Raphaël Beaufret, directeur des services numériques à l’AP-HP, explique concrètement ce que cela va changer à l’AP-HP.
L'objectif de ce schéma est d'aider l'AP-HP à prendre les virages nécessaires sur de nombreuses thématiques : intelligence artificielle, prise en charge à domicile avec des outils interopérables avec l’hôpital et la ville, réduction des dépendances à nos fournisseurs, association des utilisateurs, organisation pour améliorer le niveau de service, etc.
Point avec Raphaël Beaufret, directeur des services numériques à l’AP-HP, qui détaille les évolutions à venir pour l'institution.
Quelles sont les grandes priorités établies par le schéma directeur 2026-2030 ?
Raphaël Beaufret : Dans ce nouveau schéma, nous nous appuyons sur tout ce qui a été construit précédemment : unification du support, déploiement d’un dossier patient informatisé unique, entrepôt de données de santé, etc. L’objectif : simplifier les usages (ergonomie, etc.) et rendre le numérique encore plus utile au quotidien pour les équipes de l'AP-HP.
Quelques grandes priorités très concrètes :
le rôle central de la donnée ;
l’association des utilisateurs finaux à la conception et la maintenance évolutive des services numériques ;
le renforcement de la sécurité (authentification à deux facteurs, sensibilisation, etc.) ;
le passage à l’échelle de nos services numériques, dans de nouvelles architectures réparties sur plusieurs centres de données et compatibles avec les technologies de l’informatique en nuage ;
une priorisation des projets transparente et plus adaptée (bien définir le besoin, lancer des projets sur des expérimentations préalables, privilégier les projets à plus forte valeur ajoutée, etc.) ;
la réduction de la dépendance à des fournisseurs.
Derrière cette vision, il y a des actions concrètes, au service des équipes, avec des petits pas.

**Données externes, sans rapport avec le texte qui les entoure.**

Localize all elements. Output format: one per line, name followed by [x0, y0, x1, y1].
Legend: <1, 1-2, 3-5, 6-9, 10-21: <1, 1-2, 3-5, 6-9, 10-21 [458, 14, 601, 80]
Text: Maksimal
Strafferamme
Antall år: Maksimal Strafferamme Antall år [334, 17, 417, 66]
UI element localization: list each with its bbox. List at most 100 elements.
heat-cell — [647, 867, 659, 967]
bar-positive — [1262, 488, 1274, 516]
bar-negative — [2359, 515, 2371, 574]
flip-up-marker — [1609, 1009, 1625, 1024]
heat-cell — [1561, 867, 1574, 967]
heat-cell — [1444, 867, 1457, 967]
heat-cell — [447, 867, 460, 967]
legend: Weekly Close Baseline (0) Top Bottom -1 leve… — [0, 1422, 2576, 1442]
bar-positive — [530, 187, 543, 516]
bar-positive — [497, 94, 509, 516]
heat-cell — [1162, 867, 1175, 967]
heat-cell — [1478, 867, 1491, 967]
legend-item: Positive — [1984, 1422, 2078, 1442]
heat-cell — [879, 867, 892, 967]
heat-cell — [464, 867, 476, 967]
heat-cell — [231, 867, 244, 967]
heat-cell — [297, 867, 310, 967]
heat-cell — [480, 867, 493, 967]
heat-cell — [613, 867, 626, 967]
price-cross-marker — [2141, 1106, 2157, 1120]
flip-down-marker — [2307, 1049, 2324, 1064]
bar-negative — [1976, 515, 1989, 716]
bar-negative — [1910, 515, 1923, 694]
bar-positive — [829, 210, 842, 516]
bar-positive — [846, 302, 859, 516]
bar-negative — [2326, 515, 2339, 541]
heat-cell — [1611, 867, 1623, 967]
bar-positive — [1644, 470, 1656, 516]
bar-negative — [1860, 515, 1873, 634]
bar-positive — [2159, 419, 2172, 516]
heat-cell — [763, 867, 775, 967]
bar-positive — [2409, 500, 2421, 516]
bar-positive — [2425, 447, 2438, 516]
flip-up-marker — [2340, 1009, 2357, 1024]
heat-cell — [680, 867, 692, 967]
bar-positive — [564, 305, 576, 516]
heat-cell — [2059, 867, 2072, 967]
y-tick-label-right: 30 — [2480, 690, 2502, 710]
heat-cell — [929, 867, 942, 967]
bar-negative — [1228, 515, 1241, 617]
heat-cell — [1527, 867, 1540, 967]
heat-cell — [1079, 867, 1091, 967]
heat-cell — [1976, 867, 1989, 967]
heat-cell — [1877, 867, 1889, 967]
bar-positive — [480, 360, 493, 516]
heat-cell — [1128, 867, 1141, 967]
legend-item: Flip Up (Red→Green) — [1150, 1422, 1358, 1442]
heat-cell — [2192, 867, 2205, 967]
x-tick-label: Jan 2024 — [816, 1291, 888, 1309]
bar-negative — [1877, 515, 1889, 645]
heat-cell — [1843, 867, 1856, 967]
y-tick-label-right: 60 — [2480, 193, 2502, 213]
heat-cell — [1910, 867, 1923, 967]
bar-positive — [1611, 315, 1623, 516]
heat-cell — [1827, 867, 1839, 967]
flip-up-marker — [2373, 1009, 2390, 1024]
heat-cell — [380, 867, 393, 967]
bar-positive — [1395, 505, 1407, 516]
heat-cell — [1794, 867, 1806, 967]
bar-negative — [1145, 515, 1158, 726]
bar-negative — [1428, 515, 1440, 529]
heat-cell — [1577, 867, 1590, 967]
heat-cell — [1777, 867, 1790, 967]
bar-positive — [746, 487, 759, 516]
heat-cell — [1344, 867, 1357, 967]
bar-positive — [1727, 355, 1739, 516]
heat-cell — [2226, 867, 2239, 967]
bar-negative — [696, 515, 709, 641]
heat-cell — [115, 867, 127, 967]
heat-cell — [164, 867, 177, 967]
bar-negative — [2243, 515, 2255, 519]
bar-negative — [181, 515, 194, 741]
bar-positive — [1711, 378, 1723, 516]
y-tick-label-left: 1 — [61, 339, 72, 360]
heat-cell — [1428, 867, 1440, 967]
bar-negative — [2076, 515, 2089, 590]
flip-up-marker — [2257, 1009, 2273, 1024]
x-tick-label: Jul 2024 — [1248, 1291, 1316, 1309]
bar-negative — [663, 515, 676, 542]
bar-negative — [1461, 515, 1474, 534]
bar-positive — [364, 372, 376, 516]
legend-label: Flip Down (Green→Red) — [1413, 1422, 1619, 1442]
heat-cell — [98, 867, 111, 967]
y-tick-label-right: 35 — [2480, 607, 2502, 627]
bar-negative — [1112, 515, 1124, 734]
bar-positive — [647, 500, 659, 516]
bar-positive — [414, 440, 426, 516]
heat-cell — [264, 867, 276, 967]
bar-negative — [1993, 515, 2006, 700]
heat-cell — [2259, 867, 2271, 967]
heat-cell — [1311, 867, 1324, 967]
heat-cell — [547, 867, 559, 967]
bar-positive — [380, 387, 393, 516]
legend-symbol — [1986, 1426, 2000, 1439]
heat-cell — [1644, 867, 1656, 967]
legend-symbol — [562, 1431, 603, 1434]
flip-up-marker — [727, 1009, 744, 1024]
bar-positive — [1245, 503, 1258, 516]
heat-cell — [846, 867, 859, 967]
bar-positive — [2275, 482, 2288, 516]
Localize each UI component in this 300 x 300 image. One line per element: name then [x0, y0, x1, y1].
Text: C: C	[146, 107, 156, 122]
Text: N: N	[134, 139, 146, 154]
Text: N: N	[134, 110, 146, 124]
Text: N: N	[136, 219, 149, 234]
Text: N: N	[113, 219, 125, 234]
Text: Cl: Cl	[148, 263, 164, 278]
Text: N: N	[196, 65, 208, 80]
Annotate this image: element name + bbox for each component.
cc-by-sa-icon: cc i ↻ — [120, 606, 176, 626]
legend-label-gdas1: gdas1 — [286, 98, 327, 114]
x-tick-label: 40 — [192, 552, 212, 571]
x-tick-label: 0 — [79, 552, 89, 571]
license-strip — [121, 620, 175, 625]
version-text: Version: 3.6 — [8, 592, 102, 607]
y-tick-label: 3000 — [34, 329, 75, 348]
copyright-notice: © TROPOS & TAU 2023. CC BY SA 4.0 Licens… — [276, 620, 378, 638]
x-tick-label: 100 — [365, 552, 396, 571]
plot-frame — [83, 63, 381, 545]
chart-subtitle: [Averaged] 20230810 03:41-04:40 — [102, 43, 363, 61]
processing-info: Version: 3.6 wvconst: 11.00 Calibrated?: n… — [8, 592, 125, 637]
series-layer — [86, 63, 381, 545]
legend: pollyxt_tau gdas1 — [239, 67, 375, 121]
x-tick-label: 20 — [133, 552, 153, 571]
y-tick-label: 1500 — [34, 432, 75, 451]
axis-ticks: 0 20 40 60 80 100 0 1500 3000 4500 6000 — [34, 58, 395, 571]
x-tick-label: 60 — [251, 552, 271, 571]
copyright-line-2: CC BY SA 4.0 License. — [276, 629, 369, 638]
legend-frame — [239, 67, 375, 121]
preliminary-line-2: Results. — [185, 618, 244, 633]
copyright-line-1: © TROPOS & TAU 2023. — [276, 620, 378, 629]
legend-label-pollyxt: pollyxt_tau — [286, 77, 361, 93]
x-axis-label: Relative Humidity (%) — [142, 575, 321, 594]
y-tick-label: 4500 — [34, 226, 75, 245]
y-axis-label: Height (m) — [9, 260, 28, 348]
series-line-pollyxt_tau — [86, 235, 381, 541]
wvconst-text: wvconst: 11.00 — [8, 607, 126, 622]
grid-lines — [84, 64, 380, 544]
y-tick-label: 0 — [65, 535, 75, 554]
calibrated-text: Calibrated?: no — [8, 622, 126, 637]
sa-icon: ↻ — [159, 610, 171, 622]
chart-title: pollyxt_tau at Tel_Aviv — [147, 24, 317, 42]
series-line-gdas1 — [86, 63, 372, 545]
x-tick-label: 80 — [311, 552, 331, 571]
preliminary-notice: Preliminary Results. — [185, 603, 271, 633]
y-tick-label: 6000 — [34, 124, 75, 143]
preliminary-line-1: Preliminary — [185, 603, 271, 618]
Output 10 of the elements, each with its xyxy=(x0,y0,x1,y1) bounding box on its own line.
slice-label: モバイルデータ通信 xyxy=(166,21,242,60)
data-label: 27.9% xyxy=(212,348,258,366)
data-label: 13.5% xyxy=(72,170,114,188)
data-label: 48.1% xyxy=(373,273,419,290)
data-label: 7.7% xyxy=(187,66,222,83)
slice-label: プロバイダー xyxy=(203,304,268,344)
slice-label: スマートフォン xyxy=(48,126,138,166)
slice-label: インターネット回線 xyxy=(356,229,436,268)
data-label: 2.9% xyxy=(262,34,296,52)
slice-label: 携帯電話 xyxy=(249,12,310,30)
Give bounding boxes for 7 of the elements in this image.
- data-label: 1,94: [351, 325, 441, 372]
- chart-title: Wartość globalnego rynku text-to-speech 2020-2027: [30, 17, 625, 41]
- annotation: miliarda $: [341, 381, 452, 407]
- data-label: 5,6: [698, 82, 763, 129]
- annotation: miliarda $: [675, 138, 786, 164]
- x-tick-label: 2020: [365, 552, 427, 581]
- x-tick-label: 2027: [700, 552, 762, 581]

On parle beaucoup de données dans ce schéma directeur, qu’est-ce que cela signifie concrètement ?
R.B : Les données sont un facteur clé. Nous souhaitons recentrer nos approches sur la donnée, par exemple de rendez-vous médical, de prescription de médicament ou encore les données structurées des comptes-rendus. Il est crucial qu’elles soient documentées, protégées, mise en qualité et partagées.
C’est ce qui nous permettra d’avancer sur l’intégration de solutions d’intelligence artificielle dans les outils métier, et de mieux réutiliser les données à des fins secondaires (décisionnel, recherche, etc.). Il existe une dynamique forte dans ce domaine au niveau européen (nouveau règlement espace européen des données de santé ou EHDS) et français, notamment autour d’une forte dynamique sur la plateforme des données de santé, avec une implication de l’AP-HP.
Justement, nous entendons beaucoup parler d’intelligence artificielle : quelle place va-t-elle prendre à l’AP-HP dans les prochaines années ?
R.B : L’idée, ce n’est pas de faire de l’IA pour faire de l’IA, et d’être techno-solutionnistes en disant que cela va résoudre tous nos problèmes, mais de répondre à des besoins très concrets , sans être naïfs. Par exemple : faciliter l’accès à l’information, aider à rédiger certains contenus, automatiser des tâches répétitives ou encore appuyer la prise de décision.
Nous allons avancer progressivement avec des cas d’usage ciblés comme le codage de l’activité, la synthèse médicale et la fourniture d’assistants IA d’accès aux données cliniques (projet ChatDPI) ainsi que la création d’un système d’IA généraliste sécurisé et maîtrisé en interne (projet APIA) pour accompagner les professionnels, et éviter qu’ils n’aient recours à certains services externes qui réutilisent les données dans des conditions non acceptables.
Ces transformations prendront du temps et nous devons veiller à ne pas créer de nouvelles dépendances, ni nous exposer à des ruptures, une perte de confiance ou des risques réglementaires.